TV Guide Magazine: You haven't been reporting from overseas for that long. Just a few years ago you were at an Oakland TV station. You joined CNN's bureau in New Delhi and now you're covering revolutions. How has this experience changed you?
Sidner: I'm a different person. The way I react to stories has changed. The level of what is an amazing moment or what is stressful has gone beyond anything I can ever imagine. Going from the streets of Oakland — where there are a lot of murders and people are suffering — to Afghanistan where I spent some time, to going to Libya in the middle of this amazing transformation that was armed to the teeth... I suppose that the most important change in me is really seeing things through the eyes of people who I had no or little contact with and starting to understand the struggles outside of the small community or wherever I worked in the U.S. You suddenly are so close to this horrible life — and they can't leave. When I leave, I always feel guilty. I feel I can't do anything to make it better. I struggle with that when I leave a conflict zone. To leave feels wrong, but that's what we do. We rotate in and out.
TV Guide Magazine: We don't see a lot of people who look like you on CNN International or as foreign correspondents in general. How does it play out in the field?

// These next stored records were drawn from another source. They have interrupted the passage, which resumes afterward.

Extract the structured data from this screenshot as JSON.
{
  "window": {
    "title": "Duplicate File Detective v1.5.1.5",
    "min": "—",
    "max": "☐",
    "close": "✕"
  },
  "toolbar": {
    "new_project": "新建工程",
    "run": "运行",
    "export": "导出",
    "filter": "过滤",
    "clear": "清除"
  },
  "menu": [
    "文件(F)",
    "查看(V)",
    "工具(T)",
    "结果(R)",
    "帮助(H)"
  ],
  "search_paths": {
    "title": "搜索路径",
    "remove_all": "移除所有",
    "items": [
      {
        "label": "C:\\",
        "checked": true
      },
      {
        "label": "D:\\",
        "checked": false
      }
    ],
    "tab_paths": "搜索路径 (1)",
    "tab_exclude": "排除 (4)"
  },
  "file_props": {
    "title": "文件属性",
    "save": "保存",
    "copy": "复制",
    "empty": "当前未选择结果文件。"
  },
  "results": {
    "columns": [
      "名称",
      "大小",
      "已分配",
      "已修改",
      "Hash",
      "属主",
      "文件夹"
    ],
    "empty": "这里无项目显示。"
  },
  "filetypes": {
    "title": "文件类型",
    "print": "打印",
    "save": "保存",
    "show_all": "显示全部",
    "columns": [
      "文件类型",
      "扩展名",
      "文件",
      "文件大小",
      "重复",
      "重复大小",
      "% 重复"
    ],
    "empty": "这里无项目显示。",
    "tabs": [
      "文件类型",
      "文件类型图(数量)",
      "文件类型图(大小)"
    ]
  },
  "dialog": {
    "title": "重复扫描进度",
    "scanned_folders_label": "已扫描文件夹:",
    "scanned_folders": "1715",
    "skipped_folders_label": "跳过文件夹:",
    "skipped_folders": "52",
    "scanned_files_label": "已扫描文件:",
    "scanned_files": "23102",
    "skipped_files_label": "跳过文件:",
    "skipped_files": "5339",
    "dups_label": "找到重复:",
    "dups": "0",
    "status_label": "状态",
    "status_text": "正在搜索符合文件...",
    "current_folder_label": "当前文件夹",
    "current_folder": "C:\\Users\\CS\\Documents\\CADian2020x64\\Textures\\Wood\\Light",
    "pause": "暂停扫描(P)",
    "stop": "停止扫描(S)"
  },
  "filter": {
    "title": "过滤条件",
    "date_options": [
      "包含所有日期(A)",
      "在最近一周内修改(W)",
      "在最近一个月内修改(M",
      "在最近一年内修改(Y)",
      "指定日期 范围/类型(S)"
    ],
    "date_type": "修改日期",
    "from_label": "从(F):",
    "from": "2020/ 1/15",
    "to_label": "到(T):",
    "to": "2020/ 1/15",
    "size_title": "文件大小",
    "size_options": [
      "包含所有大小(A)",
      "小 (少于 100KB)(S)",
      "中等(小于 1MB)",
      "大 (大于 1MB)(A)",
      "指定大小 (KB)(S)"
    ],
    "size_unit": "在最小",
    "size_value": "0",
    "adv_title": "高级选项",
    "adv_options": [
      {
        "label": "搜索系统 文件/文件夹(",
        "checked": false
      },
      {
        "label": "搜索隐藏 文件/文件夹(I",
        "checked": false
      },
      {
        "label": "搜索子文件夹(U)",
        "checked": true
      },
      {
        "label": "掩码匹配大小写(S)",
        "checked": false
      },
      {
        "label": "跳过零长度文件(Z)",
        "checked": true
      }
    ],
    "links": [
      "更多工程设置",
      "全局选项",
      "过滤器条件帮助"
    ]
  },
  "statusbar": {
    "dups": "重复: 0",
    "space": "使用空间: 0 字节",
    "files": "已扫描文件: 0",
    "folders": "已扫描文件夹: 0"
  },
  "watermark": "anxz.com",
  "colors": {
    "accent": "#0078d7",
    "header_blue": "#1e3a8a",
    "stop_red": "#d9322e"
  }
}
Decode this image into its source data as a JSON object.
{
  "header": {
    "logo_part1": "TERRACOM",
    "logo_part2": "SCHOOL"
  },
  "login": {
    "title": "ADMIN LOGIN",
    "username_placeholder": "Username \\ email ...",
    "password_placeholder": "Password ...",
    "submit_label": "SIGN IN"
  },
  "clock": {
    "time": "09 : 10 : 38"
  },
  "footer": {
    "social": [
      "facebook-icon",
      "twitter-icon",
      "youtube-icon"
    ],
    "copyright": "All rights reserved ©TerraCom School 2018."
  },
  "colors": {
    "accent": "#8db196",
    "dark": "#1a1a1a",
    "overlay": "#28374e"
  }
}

Sidner: It's good to be brown. Whether it's in India, Afghanistan, Pakistan, Libya, people assume there is a connection there, that a parent or grandparent is from North Africa or from South Asia. People think, "Oh, she understands something about what we've been through." I am a child of the world. My mother is British. My father is African-American. For me It's been an advantage...Being this color, I can kind of blend in, and I don't get the kind of unwanted attention you might get if I walked in and everyone has dark hair and olive skin and I have blonde hair and blue eyes.